Mesmo com faixas e gritos contrários ao Congresso e ao Supremo, o presidente enfatizou que o ato não era “contra Poder nenhum”. “É o que digo: tem quatro pessoas no Brasil, chefe de Poderes, que, havendo entendimento, entre nós e o povo, não é entre nós, é entre nós e o povo, o Brasil deslancha. Quero ter o prazer de um dia estar com todos os chefes de Poderes juntos e o povo aplaudindo a gente”, afirmou Bolsonaro.

Reflexos

A participação de Bolsonaro nos atos deve tornar a semana ainda mais tensa em Brasília. O clima já era ruim desde que o presidente começou a divulgar vídeos favoráveis aos atos.

Na noite deste domingo, o presidente da Câmara, Rodrigo Maia, reagiu duramente. “O mundo está passando por uma crise sem precedentes. O Banco Central americano e o da Nova Zelândia acabam de baixar os juros; na Alemanha e na Espanha, os governos decretam o fechamento das fronteiras. Há um esforço global para conter o vírus e a crise.

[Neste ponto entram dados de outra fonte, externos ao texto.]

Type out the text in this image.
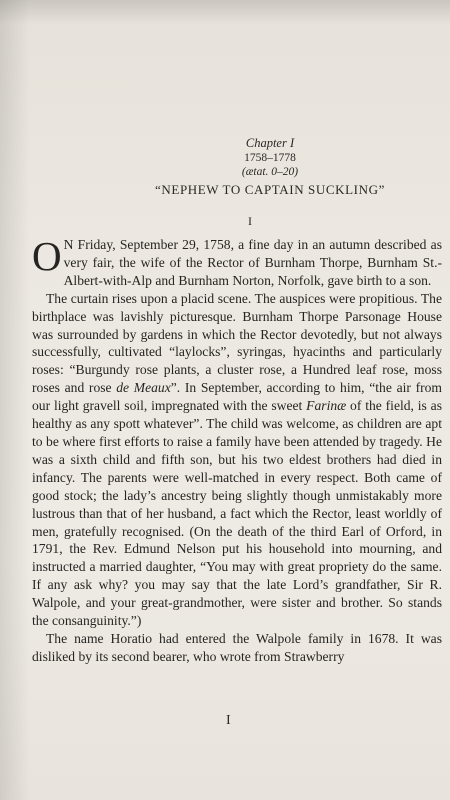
Chapter I
1758–1778
(ætat. 0–20)
“NEPHEW TO CAPTAIN SUCKLING”
I
O N Friday, September 29, 1758, a fine day in an autumn described as very fair, the wife of the Rector of Burnham Thorpe, Burnham St.-Albert-with-Alp and Burnham Norton, Norfolk, gave birth to a son.
The curtain rises upon a placid scene. The auspices were propitious. The birthplace was lavishly picturesque. Burnham Thorpe Parsonage House was surrounded by gardens in which the Rector devotedly, but not always successfully, cultivated “laylocks”, syringas, hyacinths and particularly roses: “Burgundy rose plants, a cluster rose, a Hundred leaf rose, moss roses and rose de Meaux”. In September, according to him, “the air from our light gravell soil, impregnated with the sweet Farinæ of the field, is as healthy as any spott whatever”. The child was welcome, as children are apt to be where first efforts to raise a family have been attended by tragedy. He was a sixth child and fifth son, but his two eldest brothers had died in infancy. The parents were well-matched in every respect. Both came of good stock; the lady’s ancestry being slightly though unmistakably more lustrous than that of her husband, a fact which the Rector, least worldly of men, gratefully recognised. (On the death of the third Earl of Orford, in 1791, the Rev. Edmund Nelson put his household into mourning, and instructed a married daughter, “You may with great propriety do the same. If any ask why? you may say that the late Lord’s grandfather, Sir R. Walpole, and your great-grandmother, were sister and brother. So stands the consanguinity.”)
The name Horatio had entered the Walpole family in 1678. It was disliked by its second bearer, who wrote from Strawberry
I
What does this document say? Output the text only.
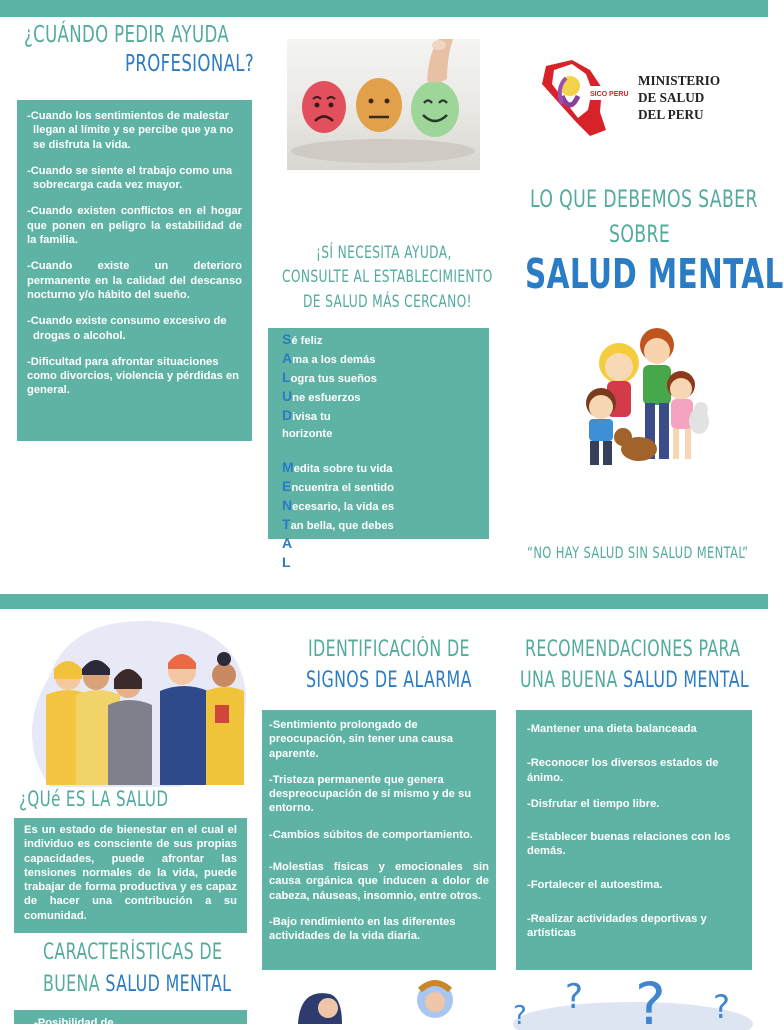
¿CUÁNDO PEDIR AYUDA
PROFESIONAL?

-Cuando los sentimientos de malestar llegan al límite y se percibe que ya no se disfruta la vida.

-Cuando se siente el trabajo como una sobrecarga cada vez mayor.

-Cuando existen conflictos en el hogar que ponen en peligro la estabilidad de la familia.

-Cuando existe un deterioro permanente en la calidad del descanso nocturno y/o hábito del sueño.

-Cuando existe consumo excesivo de drogas o alcohol.

-Dificultad para afrontar situaciones como divorcios, violencia y pérdidas en general.

¡SÍ NECESITA AYUDA,
CONSULTE AL ESTABLECIMIENTO
DE SALUD MÁS CERCANO!
Sé feliz
Ama a los demás
Logra tus sueños
Une esfuerzos
Divisa tu
horizonte
Medita sobre tu vida
Encuentra el sentido
Necesario, la vida es
Tan bella, que debes
Amar, solo así
Lograrás una buena salud mental
SICO PERU
MINISTERIO
DE SALUD
DEL PERU
LO QUE DEBEMOS SABER
SOBRE
SALUD MENTAL
“NO HAY SALUD SIN SALUD MENTAL”
¿QUé ES LA SALUD

Es un estado de bienestar en el cual el individuo es consciente de sus propias capacidades, puede afrontar las tensiones normales de la vida, puede trabajar de forma productiva y es capaz de hacer una contribución a su comunidad.

CARACTERÍSTICAS DE
BUENA SALUD MENTAL
-Posibilidad de ... ....... ...
IDENTIFICACIÓN DE
SIGNOS DE ALARMA

-Sentimiento prolongado de preocupación, sin tener una causa aparente.

-Tristeza permanente que genera despreocupación de sí mismo y de su entorno.

-Cambios súbitos de comportamiento.

-Molestias físicas y emocionales sin causa orgánica que inducen a dolor de cabeza, náuseas, insomnio, entre otros.

-Bajo rendimiento en las diferentes actividades de la vida diaria.

RECOMENDACIONES PARA
UNA BUENA SALUD MENTAL

-Mantener una dieta balanceada

-Reconocer los diversos estados de ánimo.

-Disfrutar el tiempo libre.

-Establecer buenas relaciones con los demás.

-Fortalecer el autoestima.

-Realizar actividades deportivas y artísticas

? ? ?
?
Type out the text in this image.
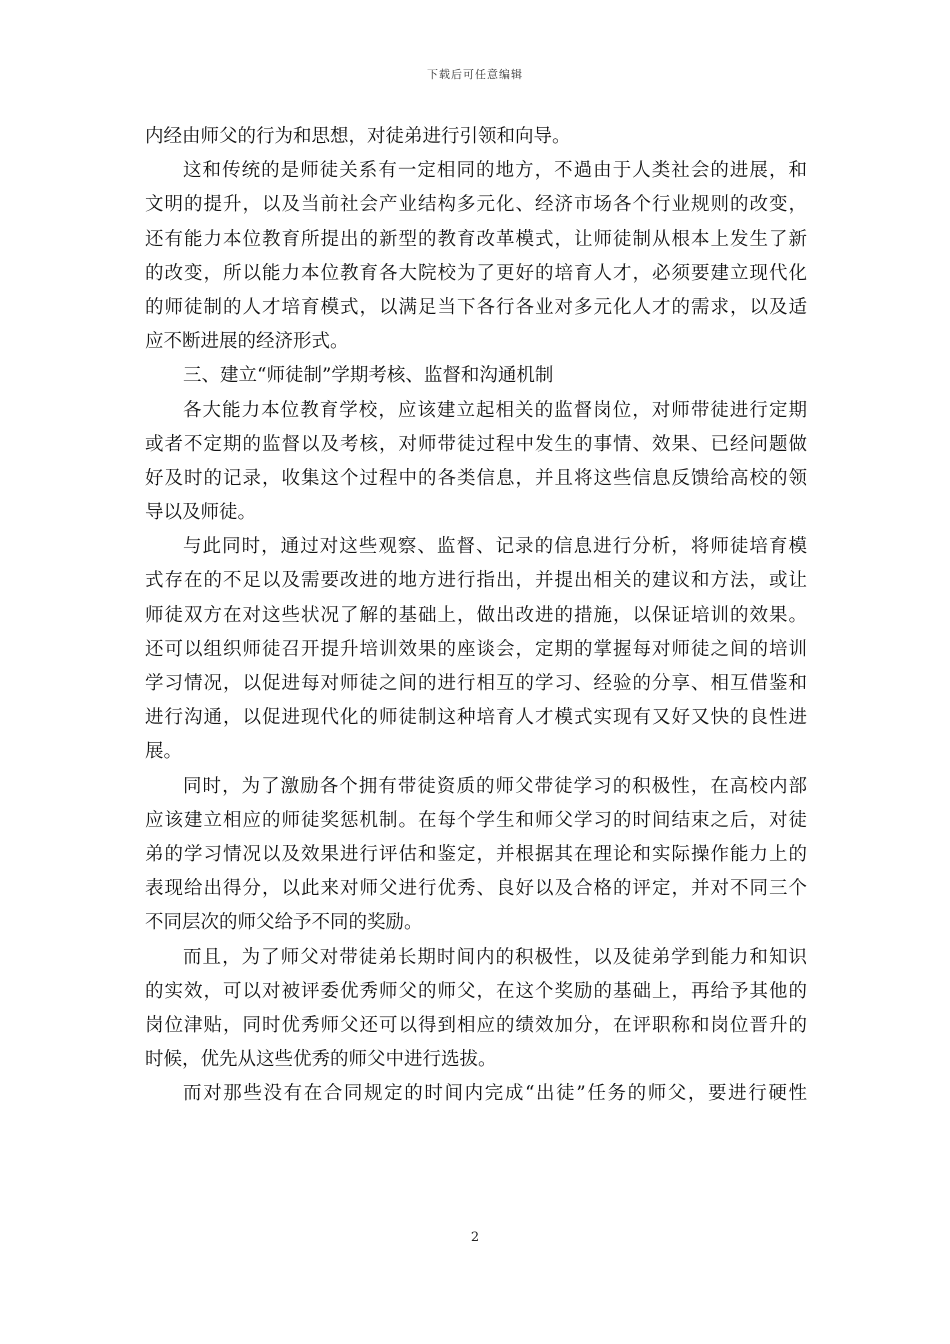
下载后可任意编辑
内经由师父的行为和思想，对徒弟进行引领和向导。
这和传统的是师徒关系有一定相同的地方，不過由于人类社会的进展，和
文明的提升，以及当前社会产业结构多元化、经济市场各个行业规则的改变，
还有能力本位教育所提出的新型的教育改革模式，让师徒制从根本上发生了新
的改变，所以能力本位教育各大院校为了更好的培育人才，必须要建立现代化
的师徒制的人才培育模式，以满足当下各行各业对多元化人才的需求，以及适
应不断进展的经济形式。
三、建立“师徒制”学期考核、监督和沟通机制
各大能力本位教育学校，应该建立起相关的监督岗位，对师带徒进行定期
或者不定期的监督以及考核，对师带徒过程中发生的事情、效果、已经问题做
好及时的记录，收集这个过程中的各类信息，并且将这些信息反馈给高校的领
导以及师徒。
与此同时，通过对这些观察、监督、记录的信息进行分析，将师徒培育模
式存在的不足以及需要改进的地方进行指出，并提出相关的建议和方法，或让
师徒双方在对这些状况了解的基础上，做出改进的措施，以保证培训的效果。
还可以组织师徒召开提升培训效果的座谈会，定期的掌握每对师徒之间的培训
学习情况，以促进每对师徒之间的进行相互的学习、经验的分享、相互借鉴和
进行沟通，以促进现代化的师徒制这种培育人才模式实现有又好又快的良性进
展。
同时，为了激励各个拥有带徒资质的师父带徒学习的积极性，在高校内部
应该建立相应的师徒奖惩机制。在每个学生和师父学习的时间结束之后，对徒
弟的学习情况以及效果进行评估和鉴定，并根据其在理论和实际操作能力上的
表现给出得分，以此来对师父进行优秀、良好以及合格的评定，并对不同三个
不同层次的师父给予不同的奖励。
而且，为了师父对带徒弟长期时间内的积极性，以及徒弟学到能力和知识
的实效，可以对被评委优秀师父的师父，在这个奖励的基础上，再给予其他的
岗位津贴，同时优秀师父还可以得到相应的绩效加分，在评职称和岗位晋升的
时候，优先从这些优秀的师父中进行选拔。
而对那些没有在合同规定的时间内完成“出徒”任务的师父，要进行硬性
2
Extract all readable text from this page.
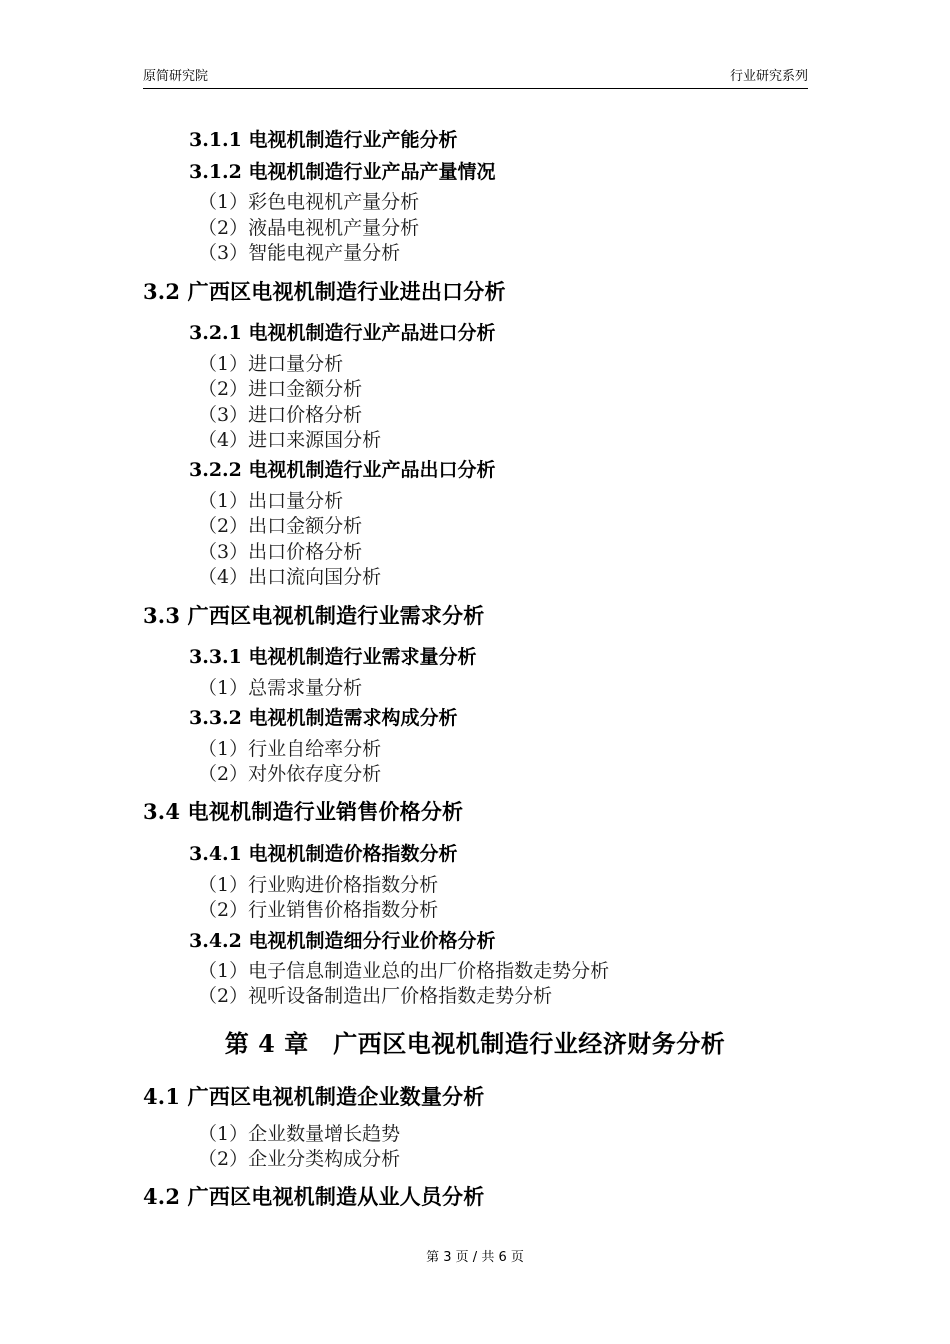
原简研究院	行业研究系列
3.1.1 电视机制造行业产能分析
3.1.2 电视机制造行业产品产量情况
（1）彩色电视机产量分析
（2）液晶电视机产量分析
（3）智能电视产量分析
3.2 广西区电视机制造行业进出口分析
3.2.1 电视机制造行业产品进口分析
（1）进口量分析
（2）进口金额分析
（3）进口价格分析
（4）进口来源国分析
3.2.2 电视机制造行业产品出口分析
（1）出口量分析
（2）出口金额分析
（3）出口价格分析
（4）出口流向国分析
3.3 广西区电视机制造行业需求分析
3.3.1 电视机制造行业需求量分析
（1）总需求量分析
3.3.2 电视机制造需求构成分析
（1）行业自给率分析
（2）对外依存度分析
3.4 电视机制造行业销售价格分析
3.4.1 电视机制造价格指数分析
（1）行业购进价格指数分析
（2）行业销售价格指数分析
3.4.2 电视机制造细分行业价格分析
（1）电子信息制造业总的出厂价格指数走势分析
（2）视听设备制造出厂价格指数走势分析
第 4 章　广西区电视机制造行业经济财务分析
4.1 广西区电视机制造企业数量分析
（1）企业数量增长趋势
（2）企业分类构成分析
4.2 广西区电视机制造从业人员分析
第 3 页 / 共 6 页
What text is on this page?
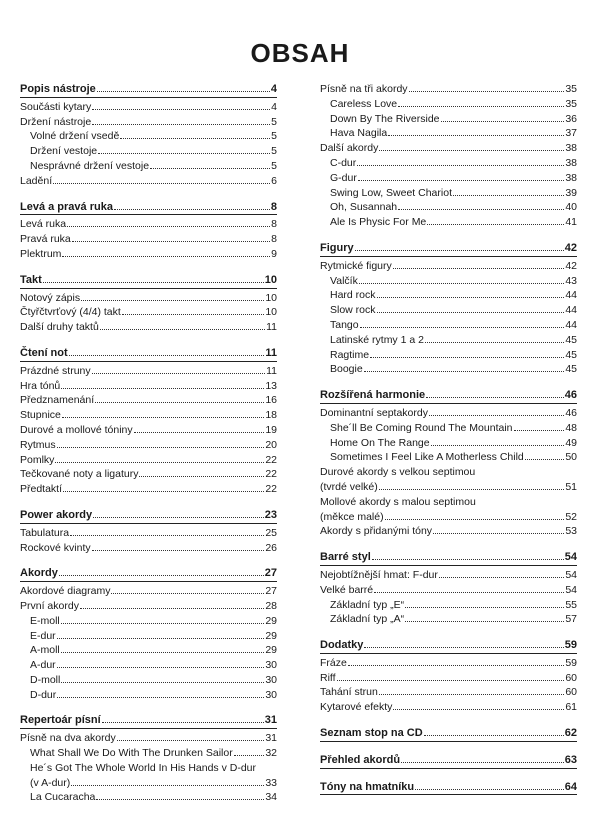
OBSAH
Popis nástroje	4
Součásti kytary	4
Držení nástroje	5
Volné držení vsedě	5
Držení vestoje	5
Nesprávné držení vestoje	5
Ladění	6
Levá a pravá ruka	8
Levá ruka	8
Pravá ruka	8
Plektrum	9
Takt	10
Notový zápis	10
Čtyřčtvrťový (4/4) takt	10
Další druhy taktů	11
Čtení not	11
Prázdné struny	11
Hra tónů	13
Předznamenání	16
Stupnice	18
Durové a mollové tóniny	19
Rytmus	20
Pomlky	22
Tečkované noty a ligatury	22
Předtaktí	22
Power akordy	23
Tabulatura	25
Rockové kvinty	26
Akordy	27
Akordové diagramy	27
První akordy	28
E-moll	29
E-dur	29
A-moll	29
A-dur	30
D-moll	30
D-dur	30
Repertoár písní	31
Písně na dva akordy	31
What Shall We Do With The Drunken Sailor	32
He´s Got The Whole World In His Hands v D-dur
(v A-dur)	33
La Cucaracha	34
Písně na tři akordy	35
Careless Love	35
Down By The Riverside	36
Hava Nagila	37
Další akordy	38
C-dur	38
G-dur	38
Swing Low, Sweet Chariot	39
Oh, Susannah	40
Ale Is Physic For Me	41
Figury	42
Rytmické figury	42
Valčík	43
Hard rock	44
Slow rock	44
Tango	44
Latinské rytmy 1 a 2	45
Ragtime	45
Boogie	45
Rozšířená harmonie	46
Dominantní septakordy	46
She´ll Be Coming Round The Mountain	48
Home On The Range	49
Sometimes I Feel Like A Motherless Child	50
Durové akordy s velkou septimou
(tvrdé velké)	51
Mollové akordy s malou septimou
(měkce malé)	52
Akordy s přidanými tóny	53
Barré styl	54
Nejobtížnější hmat: F-dur	54
Velké barré	54
Základní typ „E“	55
Základní typ „A“	57
Dodatky	59
Fráze	59
Riff	60
Tahání strun	60
Kytarové efekty	61
Seznam stop na CD	62
Přehled akordů	63
Tóny na hmatníku	64
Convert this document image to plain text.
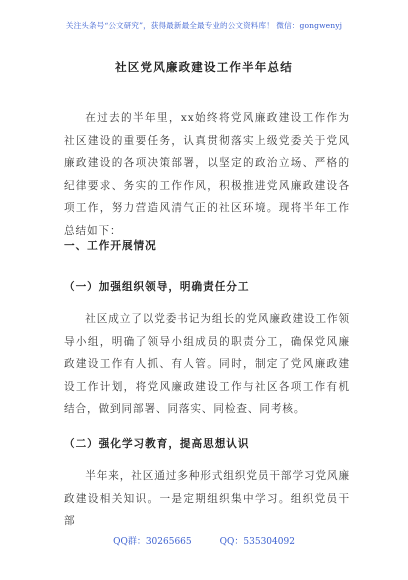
关注头条号“公文研究”，获得最新最全最专业的公文资料库！ 微信：gongwenyj
社区党风廉政建设工作半年总结

在过去的半年里，xx始终将党风廉政建设工作作为社区建设的重要任务，认真贯彻落实上级党委关于党风廉政建设的各项决策部署，以坚定的政治立场、严格的纪律要求、务实的工作作风，积极推进党风廉政建设各项工作，努力营造风清气正的社区环境。现将半年工作总结如下：

一、工作开展情况
（一）加强组织领导，明确责任分工

社区成立了以党委书记为组长的党风廉政建设工作领导小组，明确了领导小组成员的职责分工，确保党风廉政建设工作有人抓、有人管。同时，制定了党风廉政建设工作计划，将党风廉政建设工作与社区各项工作有机结合，做到同部署、同落实、同检查、同考核。

（二）强化学习教育，提高思想认识

半年来，社区通过多种形式组织党员干部学习党风廉政建设相关知识。一是定期组织集中学习。组织党员干部

QQ群：30265665	QQ：535304092
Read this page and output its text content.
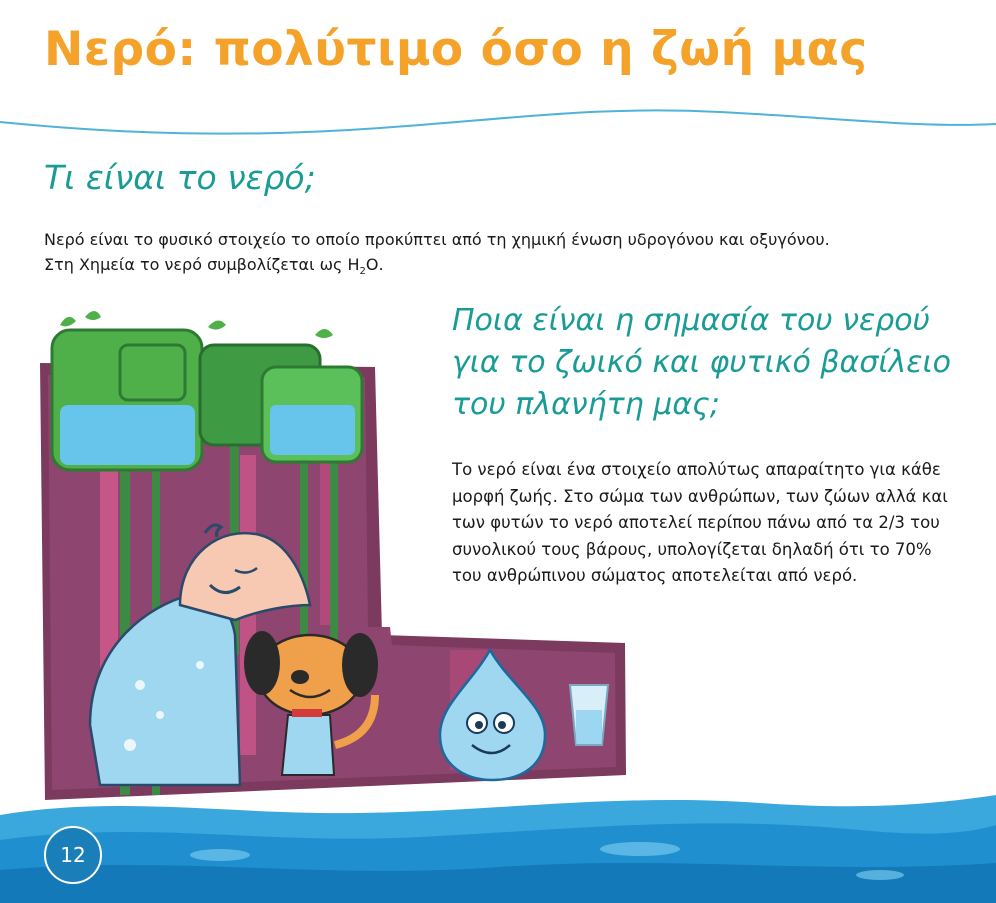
Νερό: πολύτιμο όσο η ζωή μας
Τι είναι το νερό;

Νερό είναι το φυσικό στοιχείο το οποίο προκύπτει από τη χημική ένωση υδρογόνου και οξυγόνου.
Στη Χημεία το νερό συμβολίζεται ως $H_2O$.

Ποια είναι η σημασία του νερού για το ζωικό και φυτικό βασίλειο του πλανήτη μας;

Το νερό είναι ένα στοιχείο απολύτως απαραίτητο για κάθε μορφή ζωής. Στο σώμα των ανθρώπων, των ζώων αλλά και των φυτών το νερό αποτελεί περίπου πάνω από τα 2/3 του συνολικού τους βάρους, υπολογίζεται δηλαδή ότι το 70% του ανθρώπινου σώματος αποτελείται από νερό.

12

Por aqui, o presidente da República ignora e desautoriza o seu ministro da saúde e os técnicos do ministério, fazendo pouco caso da pandemia e encorajando as pessoas a sair às ruas. Isso é um atentado à saúde pública que contraria as orientações do seu próprio governo”, criticou.

“A economia mundial desacelera rapidamente; a economia brasileira sofrerá as consequências diretas. O presidente deveria estar no Palácio coordenando um gabinete de crise para dar respostas e soluções para o país. Mas, pelo visto, ele está mais preocupado em assistir às manifestações que atentam contra as instituições e a saúde da população”, completou o presidente da Câmara.

O fato é que os protestos serviram para mostrar que Bolsonaro tem apoiadores fiéis, dispostos até mesmo a arriscar a saúde e a vida por ele. Mas, junto disso, acabou por garantir que a governabilidade esteja comprometida no momento em que mais se precisa dela.